As an aside, I'll just add that of course I want to celebrate my birthday, so I don't know why I even bothered to have an internal debate about it. It's just that I have so few close friends in London compared to Singapore that I just get depressed thinking about how few will actually be there for any birthday thing, and how few friends I've made since moving over here. It's not really a function of me as a person, but more to do with the fact that London is a busy, hectic city made up mostly of transients, rendering it almost impossible for people to connect as we did back in school.
But back to my birthday celebration. I have the best friends and family in the world. It was a small celebration, but my friends did the small things which made me happy. I had a birthday cupcake, complete with birthday candle, presented to me in the middle of a very busy bar/club, played table tennis in a fiercely-contested family match which I did not win despite threatening to tell their mother, and even a birthday dance which my best friend's husband gave me.
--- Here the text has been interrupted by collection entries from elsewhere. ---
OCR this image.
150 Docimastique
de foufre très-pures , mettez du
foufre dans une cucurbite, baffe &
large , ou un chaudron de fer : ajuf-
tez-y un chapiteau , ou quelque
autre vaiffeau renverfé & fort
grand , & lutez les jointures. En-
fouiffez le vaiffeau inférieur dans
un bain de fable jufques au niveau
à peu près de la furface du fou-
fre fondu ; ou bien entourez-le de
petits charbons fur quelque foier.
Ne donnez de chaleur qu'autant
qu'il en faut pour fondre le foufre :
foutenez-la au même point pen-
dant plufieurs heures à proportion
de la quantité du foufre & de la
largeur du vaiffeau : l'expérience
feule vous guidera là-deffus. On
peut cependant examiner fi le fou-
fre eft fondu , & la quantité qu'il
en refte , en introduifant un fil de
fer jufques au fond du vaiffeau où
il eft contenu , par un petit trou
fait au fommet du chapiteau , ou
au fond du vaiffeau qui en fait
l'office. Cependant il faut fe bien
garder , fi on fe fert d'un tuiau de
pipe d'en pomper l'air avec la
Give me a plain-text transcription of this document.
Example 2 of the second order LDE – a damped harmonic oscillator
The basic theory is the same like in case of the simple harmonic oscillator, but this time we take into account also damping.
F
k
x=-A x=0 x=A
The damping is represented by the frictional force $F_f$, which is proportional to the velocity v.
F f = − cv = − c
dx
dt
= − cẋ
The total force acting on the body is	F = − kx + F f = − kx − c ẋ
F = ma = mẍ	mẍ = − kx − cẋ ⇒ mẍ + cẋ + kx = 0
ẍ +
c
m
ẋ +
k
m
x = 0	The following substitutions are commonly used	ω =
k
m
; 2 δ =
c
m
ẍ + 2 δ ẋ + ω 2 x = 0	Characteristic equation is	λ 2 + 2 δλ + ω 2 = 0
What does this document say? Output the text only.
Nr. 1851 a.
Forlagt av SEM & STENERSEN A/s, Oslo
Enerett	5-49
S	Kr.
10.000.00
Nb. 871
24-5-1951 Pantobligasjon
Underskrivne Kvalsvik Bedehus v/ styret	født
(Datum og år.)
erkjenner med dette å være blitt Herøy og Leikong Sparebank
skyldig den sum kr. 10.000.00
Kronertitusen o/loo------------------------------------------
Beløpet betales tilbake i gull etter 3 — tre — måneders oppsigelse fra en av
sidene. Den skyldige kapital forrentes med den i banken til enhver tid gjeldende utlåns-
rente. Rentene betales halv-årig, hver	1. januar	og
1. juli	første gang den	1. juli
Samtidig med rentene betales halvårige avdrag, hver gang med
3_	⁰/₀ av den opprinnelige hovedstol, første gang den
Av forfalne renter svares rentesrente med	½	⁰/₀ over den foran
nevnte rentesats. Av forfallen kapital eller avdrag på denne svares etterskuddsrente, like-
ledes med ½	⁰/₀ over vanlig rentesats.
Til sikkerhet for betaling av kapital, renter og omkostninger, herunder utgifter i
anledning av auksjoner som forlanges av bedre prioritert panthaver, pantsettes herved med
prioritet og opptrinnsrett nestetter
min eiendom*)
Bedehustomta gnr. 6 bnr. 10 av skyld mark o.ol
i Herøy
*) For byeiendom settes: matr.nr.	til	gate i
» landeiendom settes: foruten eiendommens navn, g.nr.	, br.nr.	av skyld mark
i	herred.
(NB: I know the definition of best means just one, but if you keep up, I have three best friends, or, two best friends and a person, but, still, they all mean so much to me that I don't ever want to call one best over the other.)
In spite of the difficulties that've come my way this way - romance-wise, job-wise and just wondering when was the last time I did something to be truly proud of - I've had a pretty awesome year. And that's mostly down to my awesome friends who are always there for me, my brilliant family who've helped me out so much especially when it came to buying my flat, and, of course, me, for having the incredible toughness of spirit and joie de vivre I sometimes forget I have.